Nos recomponíamos sin hablar. Su polla había estado en mi boca pero no teníamos ni siquiera nada que decirnos.

—¿Tienes un cleenex?

—No, no tengo.

Mi pregunta. Su respuesta. Nada más.

Un profundo desazón me invadió mientras, avergonzada, intentaba limpiarme las mejillas, las tetas y el cuello, con los puños de la camisa. Me la abotoné como pude y podía sentir su leche descendiendo tibia por mi cuerpo. Toda yo apestaba a sexo, a su leche, a su polla. A él no le importó, se marchó cerrándose el cinturón, sin decir nada. No me dijo ni adiós.

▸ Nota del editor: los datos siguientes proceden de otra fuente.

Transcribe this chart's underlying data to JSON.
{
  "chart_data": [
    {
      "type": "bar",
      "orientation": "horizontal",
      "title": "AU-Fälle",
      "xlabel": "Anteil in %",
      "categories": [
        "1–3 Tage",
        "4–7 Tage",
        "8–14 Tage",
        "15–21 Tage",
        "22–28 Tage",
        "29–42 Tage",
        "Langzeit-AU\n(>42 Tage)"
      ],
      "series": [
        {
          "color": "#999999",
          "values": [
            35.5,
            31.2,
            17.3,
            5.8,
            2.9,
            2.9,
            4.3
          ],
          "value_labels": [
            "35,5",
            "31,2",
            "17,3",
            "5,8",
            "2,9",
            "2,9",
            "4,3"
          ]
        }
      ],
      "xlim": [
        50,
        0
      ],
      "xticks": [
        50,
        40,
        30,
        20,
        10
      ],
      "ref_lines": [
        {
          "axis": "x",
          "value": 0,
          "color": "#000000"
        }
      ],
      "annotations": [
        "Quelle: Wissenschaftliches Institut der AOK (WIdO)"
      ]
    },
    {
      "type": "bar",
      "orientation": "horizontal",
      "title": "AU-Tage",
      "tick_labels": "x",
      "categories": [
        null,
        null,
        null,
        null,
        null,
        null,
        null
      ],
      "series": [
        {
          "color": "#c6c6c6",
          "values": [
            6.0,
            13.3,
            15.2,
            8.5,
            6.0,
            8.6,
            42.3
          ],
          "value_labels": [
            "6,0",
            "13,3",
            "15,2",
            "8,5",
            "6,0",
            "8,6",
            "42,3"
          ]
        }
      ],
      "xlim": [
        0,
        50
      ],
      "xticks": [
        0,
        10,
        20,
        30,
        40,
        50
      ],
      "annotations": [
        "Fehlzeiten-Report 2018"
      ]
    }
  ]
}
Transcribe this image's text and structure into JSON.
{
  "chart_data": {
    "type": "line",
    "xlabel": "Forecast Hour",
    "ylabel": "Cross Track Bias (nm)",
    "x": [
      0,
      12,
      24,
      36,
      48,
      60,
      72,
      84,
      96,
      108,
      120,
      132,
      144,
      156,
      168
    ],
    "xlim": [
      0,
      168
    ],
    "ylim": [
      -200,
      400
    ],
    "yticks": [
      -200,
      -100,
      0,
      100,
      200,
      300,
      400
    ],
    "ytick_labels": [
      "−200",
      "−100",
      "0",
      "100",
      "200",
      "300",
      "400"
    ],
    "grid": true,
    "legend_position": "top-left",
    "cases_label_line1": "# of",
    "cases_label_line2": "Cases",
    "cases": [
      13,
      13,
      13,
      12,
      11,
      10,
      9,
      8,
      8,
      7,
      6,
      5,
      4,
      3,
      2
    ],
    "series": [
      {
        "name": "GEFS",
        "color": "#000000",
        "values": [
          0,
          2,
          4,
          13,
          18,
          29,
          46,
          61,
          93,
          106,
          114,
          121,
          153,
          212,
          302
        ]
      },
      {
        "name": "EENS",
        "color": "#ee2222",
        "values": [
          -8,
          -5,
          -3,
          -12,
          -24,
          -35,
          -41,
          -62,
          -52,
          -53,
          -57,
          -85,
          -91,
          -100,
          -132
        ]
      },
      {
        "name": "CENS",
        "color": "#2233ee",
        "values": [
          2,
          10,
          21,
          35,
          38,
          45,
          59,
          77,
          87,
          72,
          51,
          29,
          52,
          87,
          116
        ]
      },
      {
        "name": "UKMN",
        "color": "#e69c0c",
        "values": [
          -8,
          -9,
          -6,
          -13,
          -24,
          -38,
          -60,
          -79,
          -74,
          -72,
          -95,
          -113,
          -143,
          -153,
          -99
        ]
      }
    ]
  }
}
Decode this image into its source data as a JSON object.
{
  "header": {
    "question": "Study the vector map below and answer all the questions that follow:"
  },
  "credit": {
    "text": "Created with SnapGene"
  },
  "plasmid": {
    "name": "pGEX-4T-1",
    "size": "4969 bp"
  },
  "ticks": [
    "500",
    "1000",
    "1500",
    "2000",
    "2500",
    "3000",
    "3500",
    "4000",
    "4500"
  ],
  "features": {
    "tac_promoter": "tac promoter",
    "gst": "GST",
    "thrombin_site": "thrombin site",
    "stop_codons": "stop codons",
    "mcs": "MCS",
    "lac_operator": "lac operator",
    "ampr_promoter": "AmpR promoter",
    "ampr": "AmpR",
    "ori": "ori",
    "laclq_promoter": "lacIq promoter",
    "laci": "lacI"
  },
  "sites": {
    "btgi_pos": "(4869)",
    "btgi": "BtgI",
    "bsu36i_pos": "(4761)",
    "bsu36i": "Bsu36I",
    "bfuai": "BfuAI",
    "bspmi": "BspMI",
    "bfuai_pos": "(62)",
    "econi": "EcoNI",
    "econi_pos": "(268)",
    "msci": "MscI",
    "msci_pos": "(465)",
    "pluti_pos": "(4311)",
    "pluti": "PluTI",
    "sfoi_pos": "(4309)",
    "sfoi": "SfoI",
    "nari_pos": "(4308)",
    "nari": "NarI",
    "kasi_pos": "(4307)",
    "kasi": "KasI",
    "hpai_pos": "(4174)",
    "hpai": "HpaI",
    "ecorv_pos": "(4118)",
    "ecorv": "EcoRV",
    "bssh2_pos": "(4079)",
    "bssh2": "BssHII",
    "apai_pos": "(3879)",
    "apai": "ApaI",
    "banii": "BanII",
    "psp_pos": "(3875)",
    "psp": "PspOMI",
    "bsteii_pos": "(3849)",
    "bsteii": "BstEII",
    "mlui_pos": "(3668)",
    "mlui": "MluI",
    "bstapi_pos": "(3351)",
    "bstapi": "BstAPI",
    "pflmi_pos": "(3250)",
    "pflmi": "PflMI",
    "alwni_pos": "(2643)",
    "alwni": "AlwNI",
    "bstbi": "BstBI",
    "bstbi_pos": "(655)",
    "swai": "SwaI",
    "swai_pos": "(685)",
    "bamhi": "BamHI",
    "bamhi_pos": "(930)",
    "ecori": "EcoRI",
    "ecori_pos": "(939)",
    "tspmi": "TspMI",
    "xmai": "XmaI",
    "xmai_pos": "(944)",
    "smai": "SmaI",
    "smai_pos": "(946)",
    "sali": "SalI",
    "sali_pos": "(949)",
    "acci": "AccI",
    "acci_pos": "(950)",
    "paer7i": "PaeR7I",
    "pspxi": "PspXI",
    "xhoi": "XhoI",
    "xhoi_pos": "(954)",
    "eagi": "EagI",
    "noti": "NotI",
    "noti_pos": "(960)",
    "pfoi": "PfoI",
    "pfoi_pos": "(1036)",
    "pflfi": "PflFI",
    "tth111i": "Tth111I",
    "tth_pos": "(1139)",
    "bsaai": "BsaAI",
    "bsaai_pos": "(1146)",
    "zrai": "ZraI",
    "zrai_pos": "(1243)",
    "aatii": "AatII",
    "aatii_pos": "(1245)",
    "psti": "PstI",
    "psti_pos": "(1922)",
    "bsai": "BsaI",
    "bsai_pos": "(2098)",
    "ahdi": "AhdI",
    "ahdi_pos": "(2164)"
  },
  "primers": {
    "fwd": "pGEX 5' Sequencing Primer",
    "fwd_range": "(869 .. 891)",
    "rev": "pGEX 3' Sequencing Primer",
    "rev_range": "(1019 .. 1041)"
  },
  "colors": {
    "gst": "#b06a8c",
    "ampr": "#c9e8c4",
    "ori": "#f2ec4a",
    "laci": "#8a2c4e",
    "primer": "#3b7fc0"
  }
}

Lo vi marcharse de aquella forma y no llegué a odiarle. Al fin y al cabo era nuestro pacto. Yo sabía lo que había tanto como él. Los dos habíamos estado allí a lo que habíamos estado. Los dos habíamos buscado algo y lo habíamos encontrado. Era absurdo enfadarme con él. Se fue y me dejó sola, y yo, por primera vez en todo aquel rato, me asusté solo de pensar que alguien pudiera habernos visto.

Fui hacia casa tragando un orgullo que quería explotar en llanto, compungida, y yendo por las calles menos transitadas, intentando que nadie me viera. Con la camisa empapada de su semen espeso. Calada entera.

Entré en casa con una mezcla de sensaciones tan intensas que temía pudieran hacerme llorar en cualquier momento. Y, de golpe, mi mayor preocupación fue que mi madre se enterase de lo sucedido cuando lavase mi camisa. Yo no sabía ni donde esconderla. Y entonces me sentí diminuta, me sentí una niña, me sentí más cría que nunca.